Eliza blinked up at him, feeling a familiar tightness loosen in her chest.
“I must firmly disagree with you about one point though,” Benedict added. “You aren’t in the shadows. If Sophie is the sun… then you are the moon. Quiet, constant, a light to banish the darkness.” Benedict delivered the speech with such naked sincerity, paired with a hint of desperation.
Eliza could read nothing of artifice or guile in his face, only urgency. Dark eyes had trapped hers, searching for something she couldn’t name, but it left her heart sputtering.
“Say you believe me,” he demanded.
“I believe you,” she whispered, compelled.
Benedict’s gaze snapped down to her lips and back. He longed to kiss her, Eliza knew it, felt it—she was more certain of that fact than she had been of anything that came before. And she wanted nothing more. Her lips positively ached for the caress of his mouth.
Unthinkingly, her tongue dipped between her lips. Benedict’s head rolled back toward the sky with a sharp exhale. When his gaze returned to her, he had clawed his way back to respectability. Eliza couldn’t help but lament it a little, even as she took his offered elbow.
“Show me your other flowers? Tulips?”
“Tulips,” she agreed as she tipped her heard toward the bed that housed them. “I bred that varietal.” Eliza pointed to a purple tulip so dark it was nearly black with crimson feathering toward the tips of the petals.
“You bred them? How? Did you pour them a glass of inexpensive wine and snuff out the candles?”
A laugh bubbled up from her chest, mixing with his own into a pleasant symphony. “Cross-pollination, though I may try your method next time.”
“I wouldn’t. You’re just as likely to find yourself with an aching head and regrets as you are a bouncing baby bulb.”
“Good to know,” she replied in a feigned, serious tone.
“Wildflowers?” he asked, gesturing to one of the last beds. There, every conceivable bloom sprung from a lush carpet of green. A riot of color swirling in a beautiful, cultivated chaos.

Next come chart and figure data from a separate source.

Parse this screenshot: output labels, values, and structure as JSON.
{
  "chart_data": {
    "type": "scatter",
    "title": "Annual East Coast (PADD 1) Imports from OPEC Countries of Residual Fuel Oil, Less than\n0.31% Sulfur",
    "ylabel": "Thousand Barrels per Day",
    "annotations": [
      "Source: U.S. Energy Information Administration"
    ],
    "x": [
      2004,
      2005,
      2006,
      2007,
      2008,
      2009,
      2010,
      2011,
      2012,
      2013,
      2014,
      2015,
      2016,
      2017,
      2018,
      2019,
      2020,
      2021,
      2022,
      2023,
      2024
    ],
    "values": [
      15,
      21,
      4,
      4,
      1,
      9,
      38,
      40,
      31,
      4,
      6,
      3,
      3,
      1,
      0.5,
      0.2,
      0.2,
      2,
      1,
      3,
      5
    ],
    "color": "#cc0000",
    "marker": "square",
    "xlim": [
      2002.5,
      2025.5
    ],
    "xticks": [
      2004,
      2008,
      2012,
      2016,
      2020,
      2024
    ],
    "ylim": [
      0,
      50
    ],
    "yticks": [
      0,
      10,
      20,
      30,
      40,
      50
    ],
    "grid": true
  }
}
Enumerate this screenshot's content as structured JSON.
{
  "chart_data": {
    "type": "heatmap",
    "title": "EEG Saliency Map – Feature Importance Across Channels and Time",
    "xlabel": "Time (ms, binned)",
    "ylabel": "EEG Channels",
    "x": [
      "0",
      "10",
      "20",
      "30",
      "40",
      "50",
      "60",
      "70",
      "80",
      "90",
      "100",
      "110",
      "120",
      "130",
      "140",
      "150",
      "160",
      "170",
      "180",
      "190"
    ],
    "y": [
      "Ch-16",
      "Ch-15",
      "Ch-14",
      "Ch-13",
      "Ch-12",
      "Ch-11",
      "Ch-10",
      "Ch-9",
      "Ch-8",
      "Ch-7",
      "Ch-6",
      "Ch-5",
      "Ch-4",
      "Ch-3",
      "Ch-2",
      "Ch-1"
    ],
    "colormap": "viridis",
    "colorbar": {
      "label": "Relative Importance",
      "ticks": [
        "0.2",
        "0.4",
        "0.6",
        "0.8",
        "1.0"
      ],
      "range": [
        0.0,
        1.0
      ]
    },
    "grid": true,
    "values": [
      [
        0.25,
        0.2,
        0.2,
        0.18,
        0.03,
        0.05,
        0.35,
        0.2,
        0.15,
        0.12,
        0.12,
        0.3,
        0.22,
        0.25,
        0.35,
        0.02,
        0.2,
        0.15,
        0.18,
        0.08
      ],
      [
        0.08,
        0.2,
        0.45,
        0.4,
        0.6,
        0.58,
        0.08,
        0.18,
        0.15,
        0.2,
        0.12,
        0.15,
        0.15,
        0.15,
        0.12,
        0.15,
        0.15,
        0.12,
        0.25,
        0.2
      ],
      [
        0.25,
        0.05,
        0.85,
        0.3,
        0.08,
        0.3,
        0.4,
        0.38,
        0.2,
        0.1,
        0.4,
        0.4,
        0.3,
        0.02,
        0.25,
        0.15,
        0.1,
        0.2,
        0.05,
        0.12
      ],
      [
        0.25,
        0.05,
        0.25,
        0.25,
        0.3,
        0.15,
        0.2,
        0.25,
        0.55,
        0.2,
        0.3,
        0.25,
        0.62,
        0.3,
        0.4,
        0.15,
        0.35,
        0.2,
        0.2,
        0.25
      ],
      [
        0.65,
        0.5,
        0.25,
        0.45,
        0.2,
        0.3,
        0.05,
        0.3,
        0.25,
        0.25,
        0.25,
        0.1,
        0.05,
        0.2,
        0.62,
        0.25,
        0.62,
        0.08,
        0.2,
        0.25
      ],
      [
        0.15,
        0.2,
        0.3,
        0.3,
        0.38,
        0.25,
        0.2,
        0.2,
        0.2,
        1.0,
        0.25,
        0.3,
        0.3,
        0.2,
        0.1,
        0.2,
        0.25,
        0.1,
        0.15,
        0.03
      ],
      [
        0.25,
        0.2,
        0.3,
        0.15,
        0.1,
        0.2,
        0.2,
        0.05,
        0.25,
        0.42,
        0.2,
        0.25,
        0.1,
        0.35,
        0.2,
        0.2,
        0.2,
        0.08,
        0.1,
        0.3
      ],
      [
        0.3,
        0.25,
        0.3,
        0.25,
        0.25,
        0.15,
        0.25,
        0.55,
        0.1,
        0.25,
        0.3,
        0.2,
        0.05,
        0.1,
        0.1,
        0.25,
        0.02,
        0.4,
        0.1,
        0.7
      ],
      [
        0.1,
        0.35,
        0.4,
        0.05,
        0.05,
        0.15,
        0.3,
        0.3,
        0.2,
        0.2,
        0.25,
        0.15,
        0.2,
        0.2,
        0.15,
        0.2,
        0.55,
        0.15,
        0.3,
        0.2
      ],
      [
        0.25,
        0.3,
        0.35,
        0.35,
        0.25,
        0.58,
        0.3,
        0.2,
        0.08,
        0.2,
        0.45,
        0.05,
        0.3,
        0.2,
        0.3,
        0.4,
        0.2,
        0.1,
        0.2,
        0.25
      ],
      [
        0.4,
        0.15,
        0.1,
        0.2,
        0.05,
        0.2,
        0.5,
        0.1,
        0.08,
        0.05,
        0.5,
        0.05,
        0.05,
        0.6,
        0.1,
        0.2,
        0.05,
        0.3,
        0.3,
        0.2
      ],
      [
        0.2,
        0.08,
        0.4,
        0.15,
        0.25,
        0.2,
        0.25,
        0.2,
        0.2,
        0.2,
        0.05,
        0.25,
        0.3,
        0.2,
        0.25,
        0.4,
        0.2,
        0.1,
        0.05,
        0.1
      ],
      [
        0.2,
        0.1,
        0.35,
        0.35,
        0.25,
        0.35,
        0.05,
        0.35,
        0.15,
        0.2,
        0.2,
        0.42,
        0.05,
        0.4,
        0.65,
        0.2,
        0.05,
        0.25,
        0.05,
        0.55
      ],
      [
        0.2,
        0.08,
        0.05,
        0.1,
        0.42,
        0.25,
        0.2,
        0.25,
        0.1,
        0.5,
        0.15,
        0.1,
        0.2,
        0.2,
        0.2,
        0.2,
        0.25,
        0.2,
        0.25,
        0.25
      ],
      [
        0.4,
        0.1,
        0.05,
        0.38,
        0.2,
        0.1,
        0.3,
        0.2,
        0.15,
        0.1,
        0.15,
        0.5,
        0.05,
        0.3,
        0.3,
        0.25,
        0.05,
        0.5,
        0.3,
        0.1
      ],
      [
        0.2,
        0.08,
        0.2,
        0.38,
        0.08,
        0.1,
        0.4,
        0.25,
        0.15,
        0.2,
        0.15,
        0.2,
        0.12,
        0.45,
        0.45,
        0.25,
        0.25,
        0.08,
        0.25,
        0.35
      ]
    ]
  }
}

“For my pollinators.” Eliza explained before she drew him toward the final garden. Violets. Concentric rings of violetsin every imaginable shade—the standard blue-purple, white, yellow, burgundy, orange, and pink.Thiswas her showcase. “I told you they were my favorite.”
“I had no idea… It seems such a simple, unassuming flower...”
“Oh, they’re an absolute menace. You plant them in one place, and they take over everything until all that’s left is violets. Of course, I wouldn’t mind that, but everyone else does. Violets aren’t showy like the roses or as celebrated as the tulips, but they’ll wind their way in and you’ll be powerless to stop them. Sophie calls them fancy weeds.”
“Who could see what you’ve done with them and call them weeds?”
“Anyone who knows anything about them, I’m afraid.”
“They’re lovely. All of it is. You’re an incredible talent.”
Eliza’s cheeks heated once again; she was unused to such compliments.
She glanced at her violets. There, in between one of her neat rows, was a sprout of chickweed. She dipped down and ripped it out by the stem before remembering that the basket she kept to dispose of such intruders remained tucked away in the shed. Now she stood beside Benedict, holding a weed with nowhere to put it.
A smile played at the corner of his lips before a soft chuckle escaped. “What do you usually do with them when meddlesome suitors do not interrupt your day?”
“I’ve a basket,” she admitted, her smile a mix of pleased and sheepish.
“Where?”
With a dip of her head toward the back fence, Benedict set off to retrieve her basket. He returned at a gentle loping pace, basket in hand. Once at her side, he presented her wicker basket on both palms, bowing. “Your receptacle, my lady.”
She dropped the chickweed in her basket, following it with an affected curtsy. “Thank you, kind sir.”
“Show me?” he asked, tipping his chin to the violets beside them.
“Show you what?”
“Teach me to garden, Eliza.” A pair of worn gloves hung over the side of the basket, and Benedict handed them to her. His grin was boyish and bright as the corners of his eyes crinkled with delight.